El uso de productos de limpieza puede originar cambios muy notables en la química del aire que respiramos en un hogar. Por ejemplo, se ha estudiado los terpenos, sustancias que suelen estar en gran cantidad en muchos de ellos, pueden reaccionar con el ozono presente dentro de las habitaciones originando fuertes elevaciones de la concentración de formaldehido.

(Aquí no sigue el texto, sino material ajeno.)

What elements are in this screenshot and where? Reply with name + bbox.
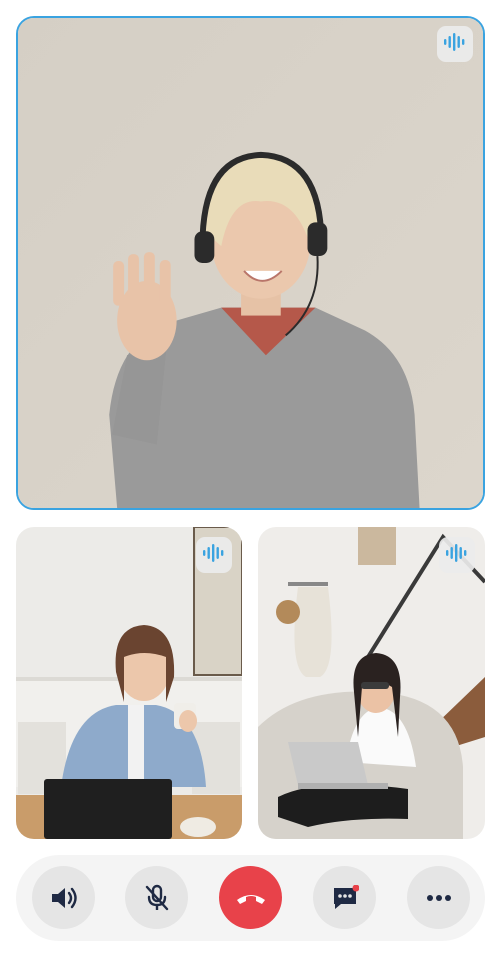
more-options-button[interactable] (407, 866, 470, 929)
audio-wave-icon (202, 543, 226, 568)
participant-video (18, 18, 483, 508)
speaker-icon (50, 886, 78, 910)
audio-wave-icon (443, 32, 467, 57)
speaking-indicator (437, 26, 473, 62)
participant-tile-left[interactable] (16, 527, 242, 839)
call-control-bar (16, 855, 485, 941)
mute-microphone-button[interactable] (125, 866, 188, 929)
more-icon (426, 894, 452, 902)
chat-icon (331, 884, 359, 911)
speaker-button[interactable] (32, 866, 95, 929)
audio-wave-icon (445, 543, 469, 568)
speaking-indicator (196, 537, 232, 573)
chat-button[interactable] (313, 866, 376, 929)
participant-video (258, 527, 485, 839)
mic-muted-icon (144, 884, 170, 912)
participant-video (16, 527, 242, 839)
end-call-button[interactable] (219, 866, 282, 929)
participant-tile-right[interactable] (258, 527, 485, 839)
main-video-tile[interactable] (16, 16, 485, 510)
end-call-icon (235, 890, 267, 906)
speaking-indicator (439, 537, 475, 573)
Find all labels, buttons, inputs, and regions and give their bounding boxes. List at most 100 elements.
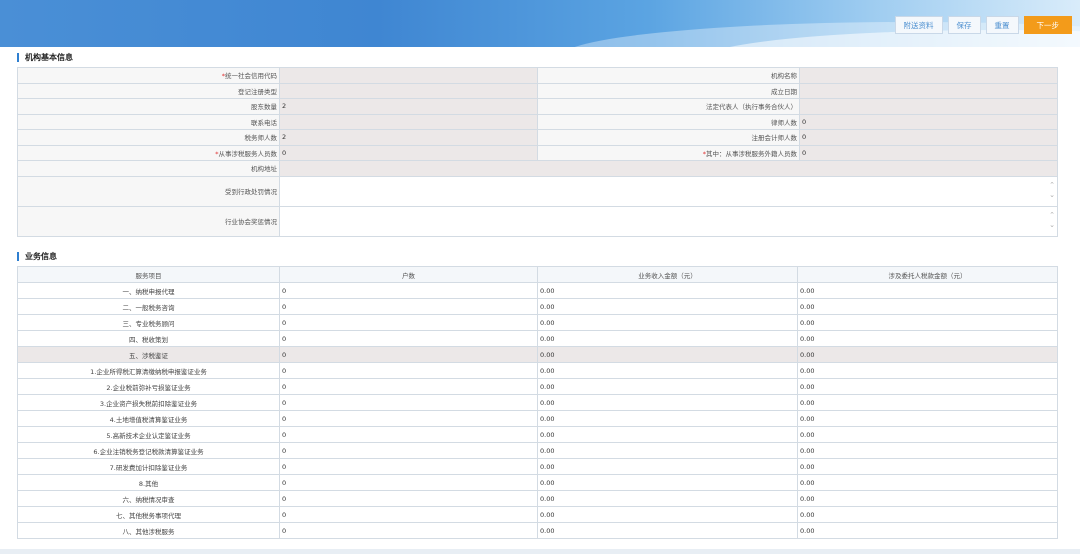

También se han descrito situaciones en las que pueden darse altas exposiciones a sustancias como el 2-butoxietanol (un éter de glicol), tales como la limpieza de ventanas en un espacio con poca ventilación, o la limpieza de un baño. E incluso puede haber consecuencias sanitarias no derivadas de los efectos de las sustancias en sí mismas sobre el organismo humano, sino indirectos, como son las consecuencias que la creación de entornos excesivamente asépticos puede tener sobre la maduración del sistema inmunológico. Eso es lo que sostiene la llamada “teoría de la higiene” que explicaría, en parte, el auge de las alergias.

¿Debemos elegir productos ecológicos?
Sí, pero no cualquiera. Los productos etiquetados como ecológicos que se encuentran en supermercados siguen siendo insuficientes. El informe establece claramente que en estos productos no se ha eliminado la presencia de productos químicos, porque los COV (Compuestos Orgánicos Volátiles) no están prohibidos. Se permite un máximo de 6% de COV en los productos ecológicos.